Stocks around the world are screaming higher this morning after the Bank of Japan announced plans to expand its version of Quantitative Easing. The Nikkei 225 (^N225) shot up nearly 5% to levels not seen since 2007. Never a nation to be left out of a party, U.S. investors have driven futures to within shouting distance of record highs ahead of the open.
At this year's Halloween galas every bull is a sexy, slutty bull and bears are either going naked or not at all.
Even in the year of "V" bottoms, what we've seen in October has been wild. Remember, just two weeks ago the S&P 500 (^GSPC) was within a few ticks of an official correction. The Dow (^DJI) was down over 6% just in October and now only needs to close at 17,042 to post its sixth positive October in the last ten years.

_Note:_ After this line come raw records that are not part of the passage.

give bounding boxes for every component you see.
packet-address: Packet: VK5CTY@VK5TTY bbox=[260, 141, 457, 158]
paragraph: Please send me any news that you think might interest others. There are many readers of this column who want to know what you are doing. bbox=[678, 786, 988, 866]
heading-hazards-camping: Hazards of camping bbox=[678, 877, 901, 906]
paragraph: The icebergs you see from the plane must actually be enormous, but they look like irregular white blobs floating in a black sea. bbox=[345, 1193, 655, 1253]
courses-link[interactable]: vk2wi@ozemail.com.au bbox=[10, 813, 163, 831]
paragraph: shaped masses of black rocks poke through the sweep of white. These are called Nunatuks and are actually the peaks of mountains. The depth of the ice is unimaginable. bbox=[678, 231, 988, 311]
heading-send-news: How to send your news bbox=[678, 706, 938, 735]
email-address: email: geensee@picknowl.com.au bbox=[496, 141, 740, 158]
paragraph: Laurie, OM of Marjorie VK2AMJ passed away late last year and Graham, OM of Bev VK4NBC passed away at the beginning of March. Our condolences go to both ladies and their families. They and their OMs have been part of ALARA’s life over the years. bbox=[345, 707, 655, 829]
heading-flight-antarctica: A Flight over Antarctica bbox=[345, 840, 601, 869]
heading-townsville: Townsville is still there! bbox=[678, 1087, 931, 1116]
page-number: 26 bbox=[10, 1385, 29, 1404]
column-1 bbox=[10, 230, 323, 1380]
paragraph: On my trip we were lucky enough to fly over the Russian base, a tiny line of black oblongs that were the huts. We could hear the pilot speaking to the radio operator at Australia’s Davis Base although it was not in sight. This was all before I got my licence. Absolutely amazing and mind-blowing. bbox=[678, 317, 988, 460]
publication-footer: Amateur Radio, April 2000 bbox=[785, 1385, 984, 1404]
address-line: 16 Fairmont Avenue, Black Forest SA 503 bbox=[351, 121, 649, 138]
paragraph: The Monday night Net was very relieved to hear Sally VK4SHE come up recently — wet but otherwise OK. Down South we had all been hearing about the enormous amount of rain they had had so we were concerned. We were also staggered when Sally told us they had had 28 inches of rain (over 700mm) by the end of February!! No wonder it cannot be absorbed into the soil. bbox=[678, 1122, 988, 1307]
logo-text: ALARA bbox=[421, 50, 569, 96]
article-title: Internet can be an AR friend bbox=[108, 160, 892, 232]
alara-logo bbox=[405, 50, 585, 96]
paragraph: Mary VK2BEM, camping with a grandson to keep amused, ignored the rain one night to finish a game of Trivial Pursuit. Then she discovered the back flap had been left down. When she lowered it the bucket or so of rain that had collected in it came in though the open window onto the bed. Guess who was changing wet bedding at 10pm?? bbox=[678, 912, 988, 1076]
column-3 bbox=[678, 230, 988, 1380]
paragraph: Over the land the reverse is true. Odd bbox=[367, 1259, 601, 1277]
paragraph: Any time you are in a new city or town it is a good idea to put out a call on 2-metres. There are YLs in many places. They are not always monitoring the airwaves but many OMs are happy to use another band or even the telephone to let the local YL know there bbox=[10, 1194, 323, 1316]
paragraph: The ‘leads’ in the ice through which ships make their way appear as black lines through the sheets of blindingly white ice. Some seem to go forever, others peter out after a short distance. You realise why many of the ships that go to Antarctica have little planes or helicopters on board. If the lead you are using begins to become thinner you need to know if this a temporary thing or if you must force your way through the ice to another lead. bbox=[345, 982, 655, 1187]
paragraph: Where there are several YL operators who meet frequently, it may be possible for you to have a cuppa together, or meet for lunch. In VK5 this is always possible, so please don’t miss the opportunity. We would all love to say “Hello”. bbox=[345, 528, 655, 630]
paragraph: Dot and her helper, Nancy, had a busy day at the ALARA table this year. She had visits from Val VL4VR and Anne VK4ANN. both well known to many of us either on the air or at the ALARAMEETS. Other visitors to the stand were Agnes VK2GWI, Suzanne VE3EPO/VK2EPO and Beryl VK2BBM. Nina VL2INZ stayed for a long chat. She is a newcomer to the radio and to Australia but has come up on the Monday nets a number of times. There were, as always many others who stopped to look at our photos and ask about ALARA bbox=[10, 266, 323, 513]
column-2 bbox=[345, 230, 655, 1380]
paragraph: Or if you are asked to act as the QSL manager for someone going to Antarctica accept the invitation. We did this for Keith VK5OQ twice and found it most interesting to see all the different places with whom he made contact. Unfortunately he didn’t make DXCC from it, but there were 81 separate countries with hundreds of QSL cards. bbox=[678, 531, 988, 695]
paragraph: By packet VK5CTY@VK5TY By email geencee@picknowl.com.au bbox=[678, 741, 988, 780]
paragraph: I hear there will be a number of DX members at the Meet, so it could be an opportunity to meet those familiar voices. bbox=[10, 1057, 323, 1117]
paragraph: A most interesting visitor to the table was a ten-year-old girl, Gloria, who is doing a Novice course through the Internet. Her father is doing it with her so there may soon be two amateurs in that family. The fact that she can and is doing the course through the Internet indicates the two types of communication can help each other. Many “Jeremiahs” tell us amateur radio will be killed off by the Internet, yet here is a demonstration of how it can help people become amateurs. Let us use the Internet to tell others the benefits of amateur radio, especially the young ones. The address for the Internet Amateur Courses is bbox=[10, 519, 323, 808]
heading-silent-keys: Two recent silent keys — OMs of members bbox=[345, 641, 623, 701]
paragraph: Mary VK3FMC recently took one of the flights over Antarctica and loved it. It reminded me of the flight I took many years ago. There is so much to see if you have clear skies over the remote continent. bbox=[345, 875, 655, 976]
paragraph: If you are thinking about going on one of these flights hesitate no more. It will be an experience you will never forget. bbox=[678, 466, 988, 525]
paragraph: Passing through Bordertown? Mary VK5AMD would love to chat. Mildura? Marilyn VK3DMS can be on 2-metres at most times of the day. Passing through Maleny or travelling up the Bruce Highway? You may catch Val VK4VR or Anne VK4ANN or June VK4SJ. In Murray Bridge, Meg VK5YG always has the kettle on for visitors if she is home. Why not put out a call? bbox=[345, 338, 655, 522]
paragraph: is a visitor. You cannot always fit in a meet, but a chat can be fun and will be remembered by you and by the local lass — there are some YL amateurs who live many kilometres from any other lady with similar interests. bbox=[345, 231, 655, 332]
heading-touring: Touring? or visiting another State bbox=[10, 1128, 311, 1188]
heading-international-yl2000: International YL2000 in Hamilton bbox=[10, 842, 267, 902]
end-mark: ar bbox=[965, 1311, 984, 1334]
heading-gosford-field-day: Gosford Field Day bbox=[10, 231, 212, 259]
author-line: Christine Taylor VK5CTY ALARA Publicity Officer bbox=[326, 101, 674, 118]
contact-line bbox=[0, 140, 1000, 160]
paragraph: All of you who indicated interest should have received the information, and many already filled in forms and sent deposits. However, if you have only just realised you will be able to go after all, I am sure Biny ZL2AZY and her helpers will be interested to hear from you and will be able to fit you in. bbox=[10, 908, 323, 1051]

I mention the Dow because it's the index of choice for historical rankings. According to some excellent work by Yahoo Finance contributor Dana Lyons this will be only the 16th time since 1900 that the Dow will close a month in the green after being down 6% or more. 15 times in 114 years!
I started this month by noting the statistical absurdity of tracking stats like "how does the Dow do in October of the midterm election years during the second term of a presidency." That's because the sample size is too small. The difference here is that Lyons is talking about every month for more than a century. There have been 1,380 trading months (not counting periods the market was closed for wars and such) since 1900. What we're watching has happened just 16 times.
There may be folks initiating short positions today but the ones who came into this month bearish, or worse the people who shorted the tape two weeks ago, are Zombie fund managers. The path of maximum pain for the balance of the year is higher because there simply aren't enough people involved in this rally.
What happens then? If God knows he's not talking. Today is a Pagan holiday. Just grab a candy bar, sit back and enjoy what you're seeing; it could be a while before you get another chance.